Fried chicken liver, feta cheese in filo pastry–digging into Lebanese cuisine

Everywhere we turned in Dubai, Filipinos came into view. Most of them didn’t know I was Filipino so when I spoke, they looked at me stunned. After realizing their mistake, one of them said, “Kalahi ka pala!”

While the city has the world’s tallest tower (Burj Khalifa), first-rate hotels like the seven-star Burj Al Arab, the man-made islands called The Palms and so many malls that there is hardly time to shop at all of them during a short visit, the desert that can still be seen all around was a reminder of just what Dubai was before its emirs decided to transform a part of the country into a gleaming city.

Just before sundown, when the desert sands are cooler, several vehicles make their way to the starting point of a hair-raising ride through the dunes. This is the desert adventure, a scream fest the faint of heart shouldn’t be allowed to experience. But at the end of it, there is dining under the desert skies.

It is a taste of the Bedouin life, or so we imagined. Over low tables, we feasted on a salad, yellow split peas, spaghetti with ground meat, and grilled minced meat on kofta or rice.

A Filipino took our photo memento, an all-around guy who also handled the falcon for those who wanted to experience carrying one on the forearm.

Enthralling dances

And to complete that evening, two Middle Eastern dances had the audience enthralled. A man in colorful costume began his whirling dervish routine, round and round for several minutes, the costume rising and falling and lighting up toward the end. We expected a belly dancer, and she arrived tall and slim in her orange costume—a Russian, we were told, because I can’t imagine an Arab woman shedding her long black abaya (some with brands like Chanel) before an audience.

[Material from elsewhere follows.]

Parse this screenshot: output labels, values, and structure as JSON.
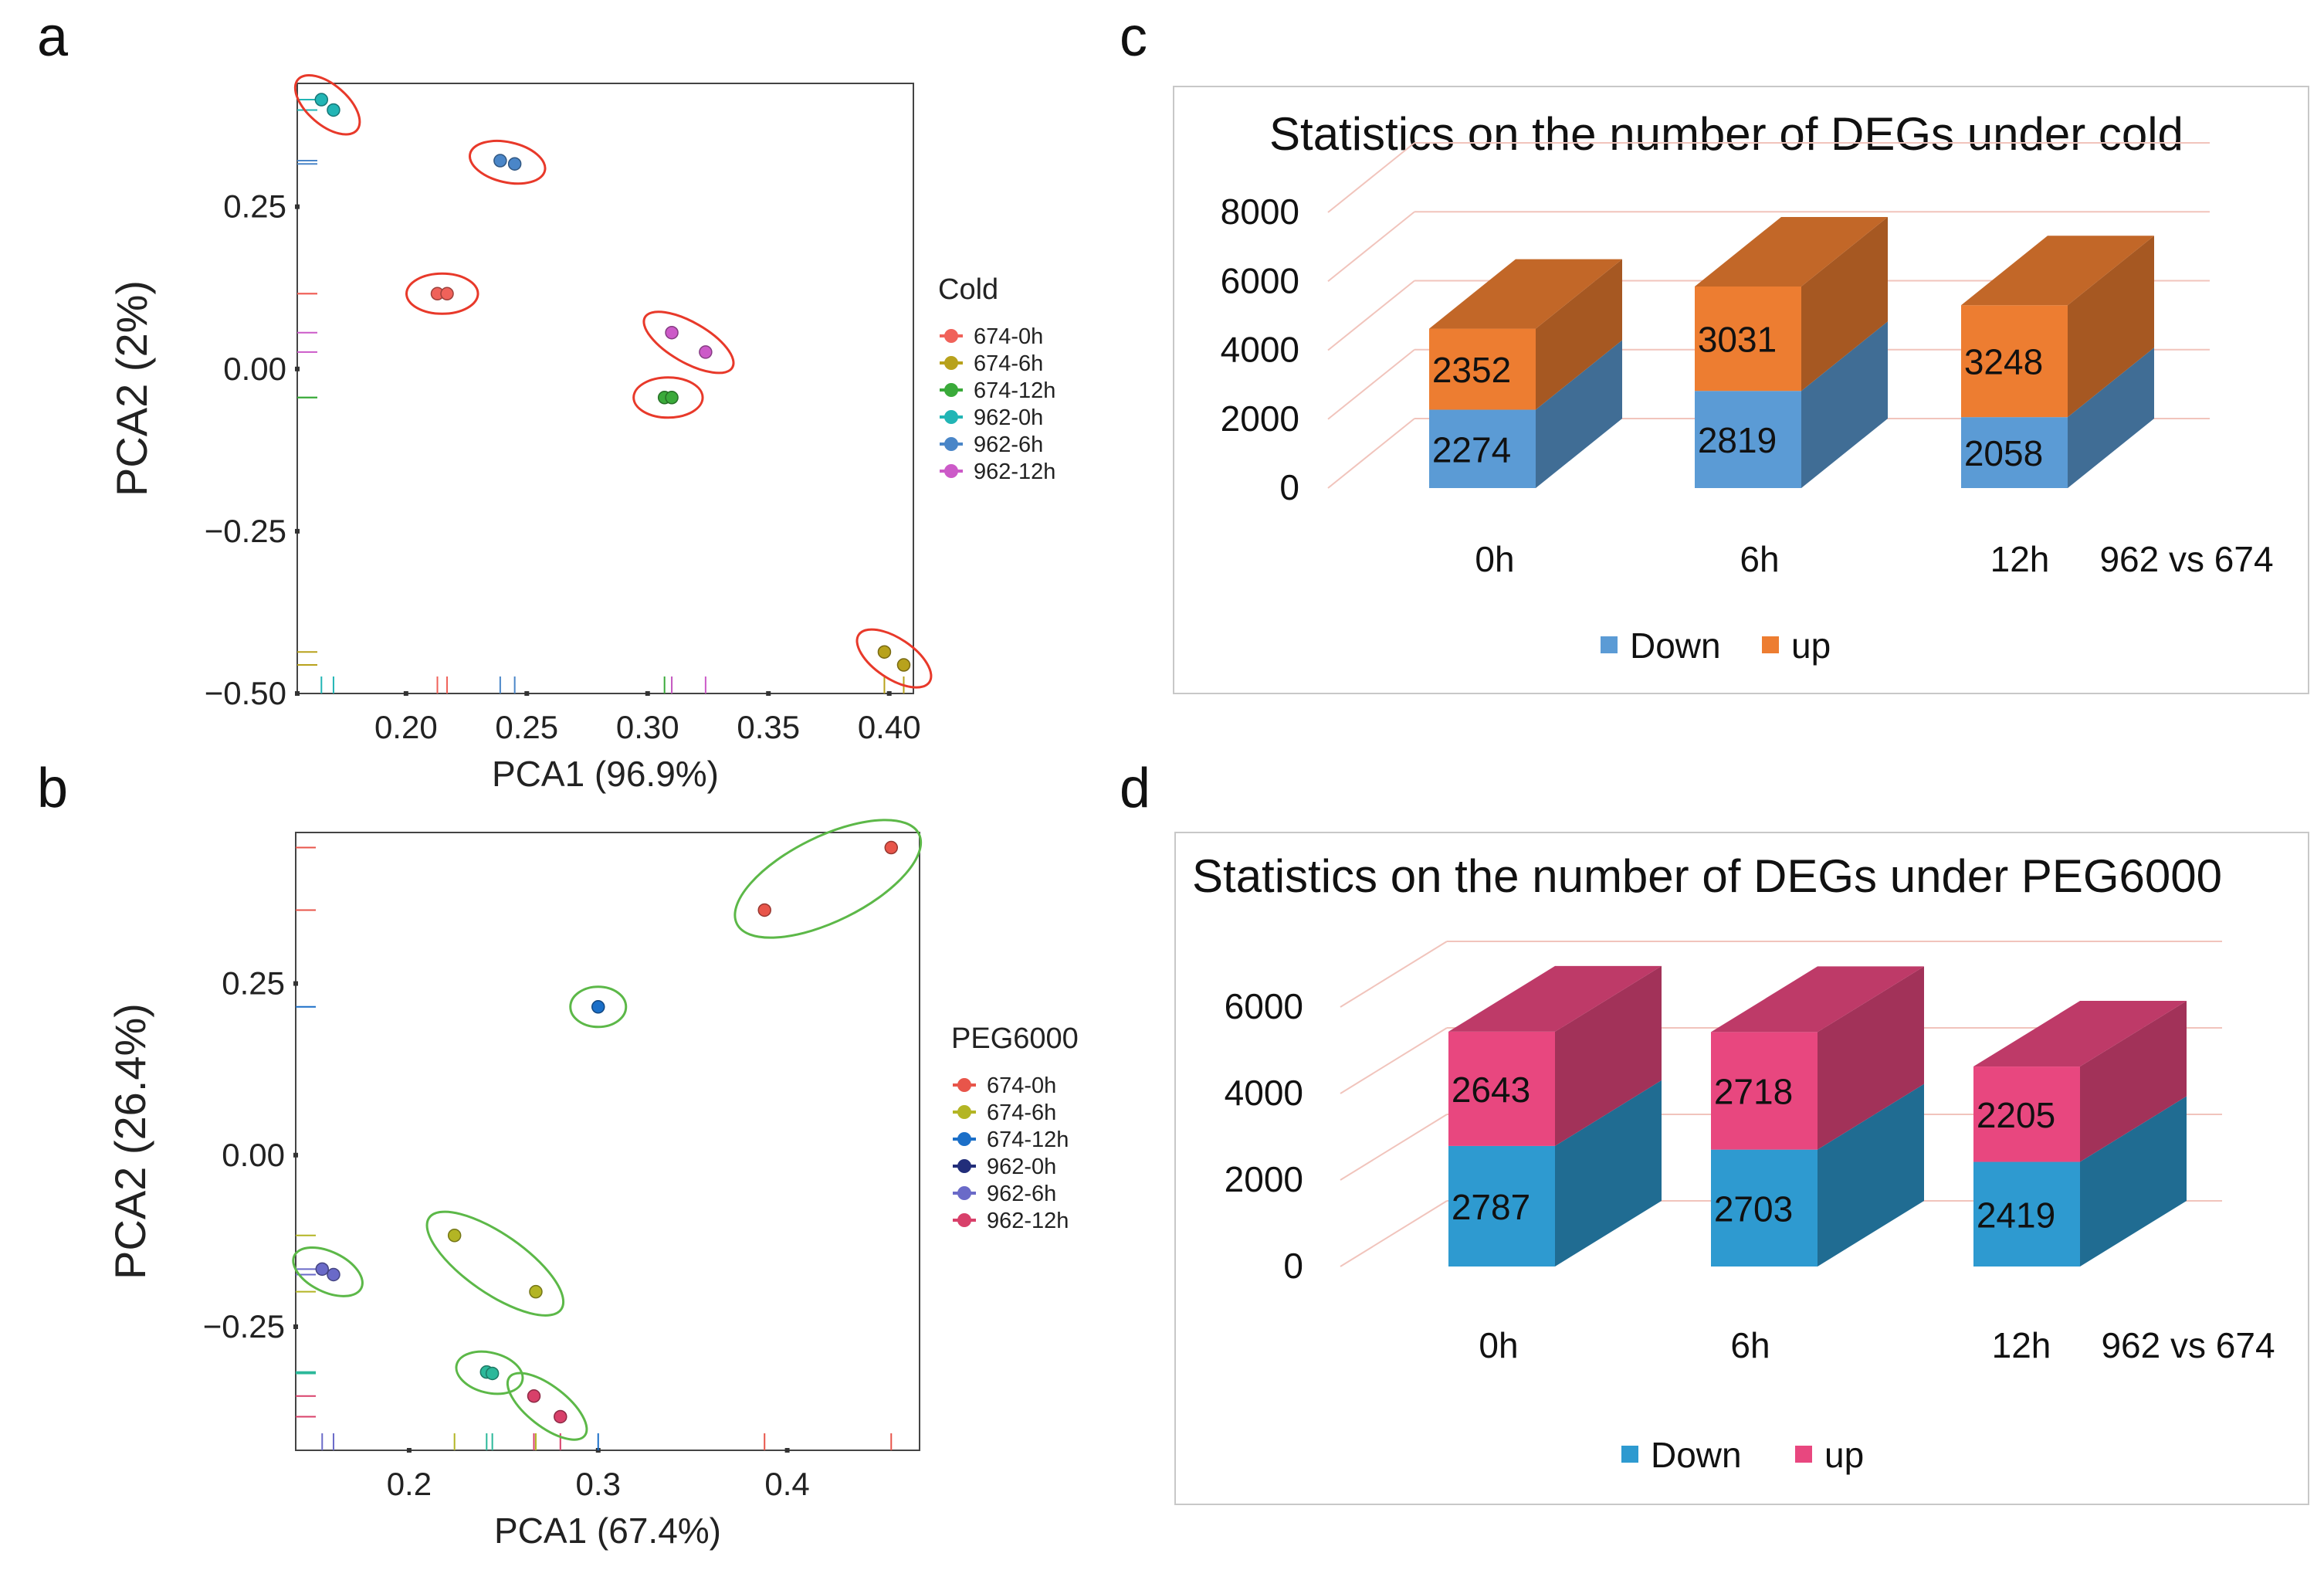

Maria Alba, a Filipina staff member of media relations at the United Arab Emirates, one of our hosts on this trip (the other being the Dubai Department of Tourism and Commerce Marketing), invited us to a Lebanese dinner at Abd el Waha. Lebanon has one of the most varied cuisines in the region because it has four seasons, and also because, back when most Middle Eastern countries were very conservative, it was already cosmopolitan.

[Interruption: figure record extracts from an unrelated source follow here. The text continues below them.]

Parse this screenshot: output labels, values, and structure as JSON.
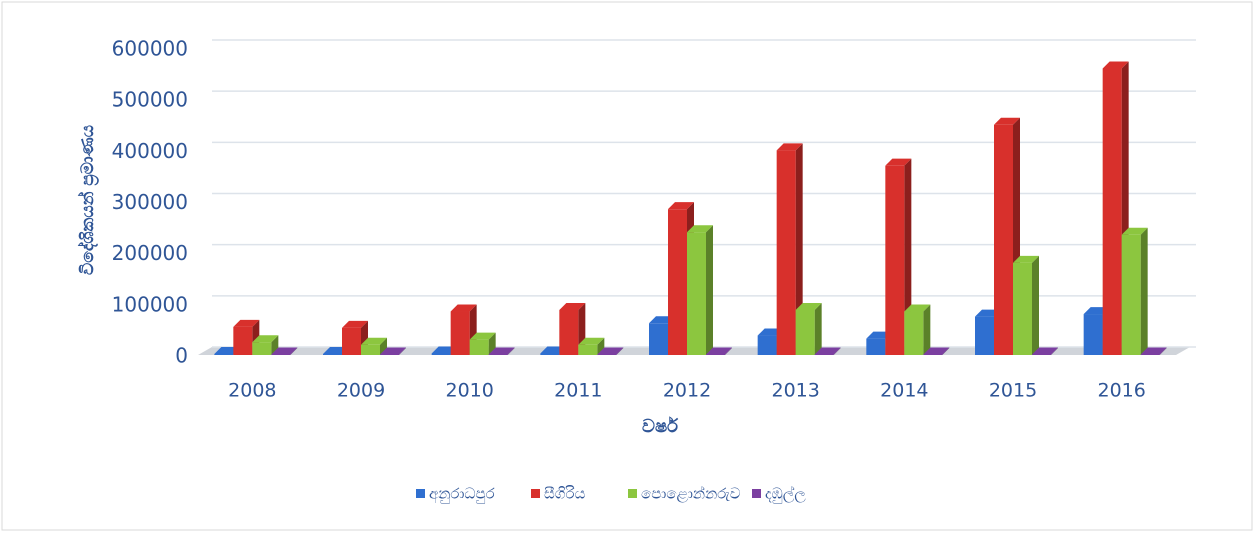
{
  "chart_data": {
    "type": "bar",
    "x_label": "වර්ෂ",
    "y_label": "විදේශිකයන් ප්‍රමාණය",
    "categories": [
      "2008",
      "2009",
      "2010",
      "2011",
      "2012",
      "2013",
      "2014",
      "2015",
      "2016"
    ],
    "series": [
      {
        "name": "අනුරාධපුර",
        "color": "#2f6fd0",
        "values": [
          2000,
          2000,
          3000,
          3000,
          62000,
          38000,
          32000,
          75000,
          80000
        ]
      },
      {
        "name": "සීගිරිය",
        "color": "#d8302c",
        "values": [
          55000,
          53000,
          85000,
          88000,
          285000,
          400000,
          370000,
          450000,
          560000
        ]
      },
      {
        "name": "පොළොන්නරුව",
        "color": "#8cc63f",
        "values": [
          25000,
          20000,
          30000,
          20000,
          240000,
          88000,
          85000,
          180000,
          235000
        ]
      },
      {
        "name": "දඹුල්ල",
        "color": "#7b3fa0",
        "values": [
          1000,
          1000,
          1000,
          1000,
          1000,
          1000,
          1000,
          1000,
          1000
        ]
      }
    ],
    "ylim": [
      0,
      600000
    ],
    "yticks": [
      0,
      100000,
      200000,
      300000,
      400000,
      500000,
      600000
    ],
    "grid": true,
    "legend": "bottom"
  }
}
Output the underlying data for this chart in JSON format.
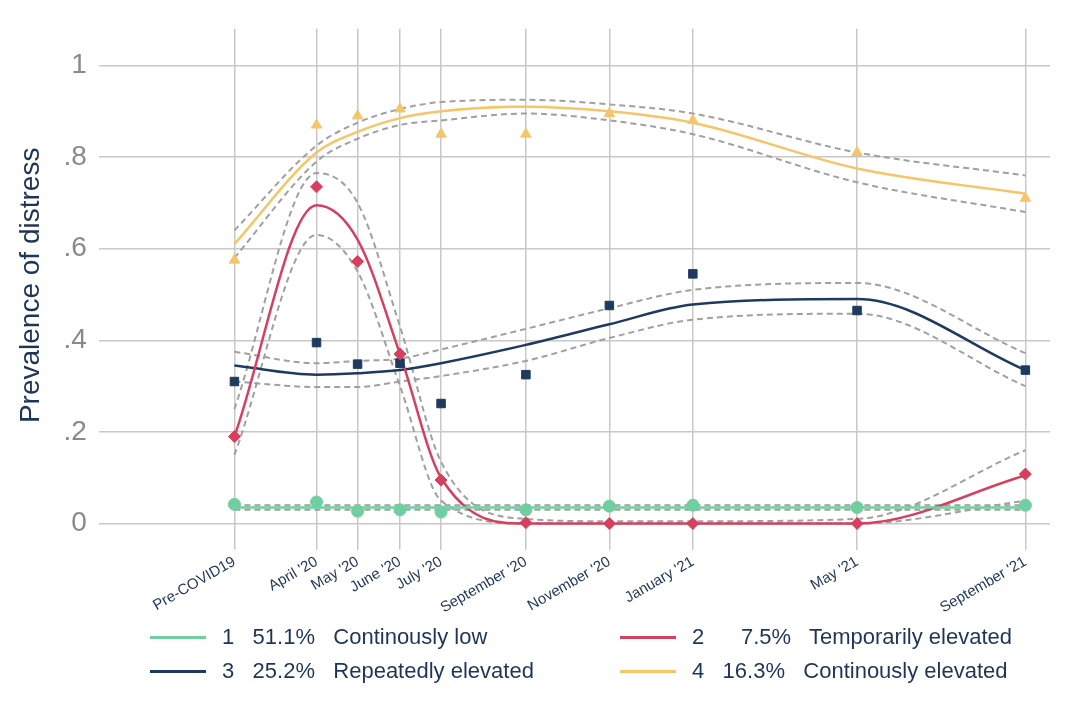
{
  "chart_data": {
    "type": "line",
    "ylabel": "Prevalence of distress",
    "x": [
      "2020-02",
      "2020-04",
      "2020-05",
      "2020-06",
      "2020-07",
      "2020-09",
      "2020-11",
      "2021-01",
      "2021-05",
      "2021-09"
    ],
    "xlim": [
      "2019-10-25",
      "2021-09-19"
    ],
    "xticks": [
      {
        "value": "2020-02",
        "label": "Pre-COVID19"
      },
      {
        "value": "2020-04",
        "label": "April '20"
      },
      {
        "value": "2020-05",
        "label": "May '20"
      },
      {
        "value": "2020-06",
        "label": "June '20"
      },
      {
        "value": "2020-07",
        "label": "July '20"
      },
      {
        "value": "2020-09",
        "label": "September '20"
      },
      {
        "value": "2020-11",
        "label": "November '20"
      },
      {
        "value": "2021-01",
        "label": "January '21"
      },
      {
        "value": "2021-05",
        "label": "May '21"
      },
      {
        "value": "2021-09",
        "label": "September '21"
      }
    ],
    "ylim": [
      -0.04,
      1.08
    ],
    "yticks": [
      {
        "value": 0,
        "label": "0"
      },
      {
        "value": 0.2,
        "label": ".2"
      },
      {
        "value": 0.4,
        "label": ".4"
      },
      {
        "value": 0.6,
        "label": ".6"
      },
      {
        "value": 0.8,
        "label": ".8"
      },
      {
        "value": 1,
        "label": "1"
      }
    ],
    "grid": true,
    "legend": "bottom",
    "line_style": "solid",
    "series": [
      {
        "name": "1   51.1%   Continously low",
        "type": "line",
        "marker": "none",
        "color": "#6fcf9f",
        "values": [
          0.035,
          0.035,
          0.035,
          0.035,
          0.035,
          0.035,
          0.035,
          0.035,
          0.035,
          0.035
        ]
      },
      {
        "name": "2      7.5%   Temporarily elevated",
        "type": "line",
        "marker": "none",
        "color": "#d6405e",
        "values": [
          0.19,
          0.695,
          0.62,
          0.37,
          0.1,
          0.0,
          0.0,
          0.0,
          0.0,
          0.105
        ]
      },
      {
        "name": "3   25.2%   Repeatedly elevated",
        "type": "line",
        "marker": "none",
        "color": "#1f3a5f",
        "values": [
          0.345,
          0.325,
          0.328,
          0.335,
          0.35,
          0.39,
          0.435,
          0.478,
          0.49,
          0.335
        ]
      },
      {
        "name": "4   16.3%   Continously elevated",
        "type": "line",
        "marker": "none",
        "color": "#f5c56a",
        "values": [
          0.61,
          0.81,
          0.855,
          0.885,
          0.9,
          0.91,
          0.9,
          0.875,
          0.775,
          0.72
        ]
      },
      {
        "type": "line",
        "marker": "none",
        "line_style": "dashed",
        "color": "#a0a0a0",
        "values": [
          0.03,
          0.03,
          0.03,
          0.03,
          0.03,
          0.03,
          0.03,
          0.03,
          0.03,
          0.03
        ]
      },
      {
        "type": "line",
        "marker": "none",
        "line_style": "dashed",
        "color": "#a0a0a0",
        "values": [
          0.04,
          0.04,
          0.04,
          0.04,
          0.04,
          0.04,
          0.04,
          0.04,
          0.04,
          0.04
        ]
      },
      {
        "type": "line",
        "marker": "none",
        "line_style": "dashed",
        "color": "#a0a0a0",
        "values": [
          0.15,
          0.63,
          0.55,
          0.3,
          0.05,
          0.0,
          0.0,
          0.0,
          0.0,
          0.05
        ]
      },
      {
        "type": "line",
        "marker": "none",
        "line_style": "dashed",
        "color": "#a0a0a0",
        "values": [
          0.25,
          0.765,
          0.7,
          0.43,
          0.135,
          0.01,
          0.005,
          0.005,
          0.01,
          0.16
        ]
      },
      {
        "type": "line",
        "marker": "none",
        "line_style": "dashed",
        "color": "#a0a0a0",
        "values": [
          0.31,
          0.298,
          0.298,
          0.31,
          0.322,
          0.355,
          0.405,
          0.445,
          0.458,
          0.3
        ]
      },
      {
        "type": "line",
        "marker": "none",
        "line_style": "dashed",
        "color": "#a0a0a0",
        "values": [
          0.375,
          0.35,
          0.355,
          0.36,
          0.38,
          0.425,
          0.47,
          0.51,
          0.525,
          0.372
        ]
      },
      {
        "type": "line",
        "marker": "none",
        "line_style": "dashed",
        "color": "#a0a0a0",
        "values": [
          0.58,
          0.79,
          0.84,
          0.87,
          0.88,
          0.895,
          0.88,
          0.85,
          0.745,
          0.68
        ]
      },
      {
        "type": "line",
        "marker": "none",
        "line_style": "dashed",
        "color": "#a0a0a0",
        "values": [
          0.64,
          0.825,
          0.875,
          0.905,
          0.92,
          0.925,
          0.915,
          0.895,
          0.81,
          0.76
        ]
      },
      {
        "type": "scatter",
        "marker": "circle",
        "color": "#6fcf9f",
        "values": [
          0.042,
          0.047,
          0.027,
          0.03,
          0.025,
          0.03,
          0.038,
          0.04,
          0.035,
          0.04
        ]
      },
      {
        "type": "scatter",
        "marker": "diamond",
        "color": "#d6405e",
        "values": [
          0.19,
          0.735,
          0.572,
          0.37,
          0.095,
          0.002,
          0.0,
          0.0,
          0.0,
          0.108
        ]
      },
      {
        "type": "scatter",
        "marker": "square",
        "color": "#1f3a5f",
        "values": [
          0.31,
          0.395,
          0.348,
          0.35,
          0.262,
          0.325,
          0.476,
          0.545,
          0.465,
          0.335
        ]
      },
      {
        "type": "scatter",
        "marker": "triangle",
        "color": "#f5c56a",
        "values": [
          0.575,
          0.87,
          0.89,
          0.905,
          0.85,
          0.85,
          0.895,
          0.88,
          0.81,
          0.71
        ]
      }
    ]
  }
}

We had familiar cold mezze dishes such as the dips of hommos (chickpea) and moutabal (eggplant) and the salad of tabouleh made of parsley and cracked wheat (bulgur) and stuffed vine leaves (warak eubab bu zeut).

Spectacular show

Quite new to me were a salad that had toasted pita bread on top (fatoush); balls of goat cheese covered with cumin, cayenne, mint leaves and olive oil (shanklish); and raw ground meat dishes made of lamb (kebeh nayyeh), again mixed in with cracked wheat, and one made of beef and garlic paste (tebleh).

All the hot mezze came at once. The favorite at the table was fried chicken liver (sawda dajaj), confirming that Middle Easterners know how to cook liver. Two kinds of sausages included the semi-dry sojok and a combination of ground beef and lamb called makanek. Potatoes were cooked as French fries and cubed, then fried and sweetened (batata zezbra). There was feta cheese encased in filo pastry (rekakat) and the Lebanese meat empanada called sambousik.

We had respites in between by running out to see the water ballet, a spectacular fountain show, so that when the main course came we could eat some more. It had grilled choices of shrimps, lamb, fish and chicken. Rice was provided and bread was always there.

I love Middle Eastern desserts, and the milk pudding with nuts and aromatic with rose water (mouhallabiyeh) plus the pancakes with walnuts and cinnamon, dipped in special syrup (atayef ashta), could have been all I ate, and I would have been happy.

Aromatic spices

I wish I had bought earlier Claudia Roden’s “A New Book of Middle Eastern Cuisine” (Penguin Books, 1985) so that I had a hint as to the spices needed for all those dishes. It would have been handy as I negotiated through the Spice Souk, a must-visit for people who love to cook and eat. I could have bought sumac used in the fatoush and pomegranate molasses for the chicken liver.

We inhaled the aromatic spices, were drawn to the dried rose buds and the asafetida (gum resin) because those were introduced to us in books. On hindsight, we were unaware that some containers had spice mixes such as zahtar (wild thyme, sumac, toasted sesame seeds), used to top breads for the local pizza.

Of course, Dubai pasalubong had to be something from the place. We surprised, again, two Filipinos when we asked where the baklava was being sold at the supermarket. And Filipinos who know the place recommended Choc & Nut for chocolate-covered dates, dates stuffed with walnuts and almonds and the exceptional pistachios, lemon-scented or plain.

All those disappeared so fast, and the main culprit was this Filipino.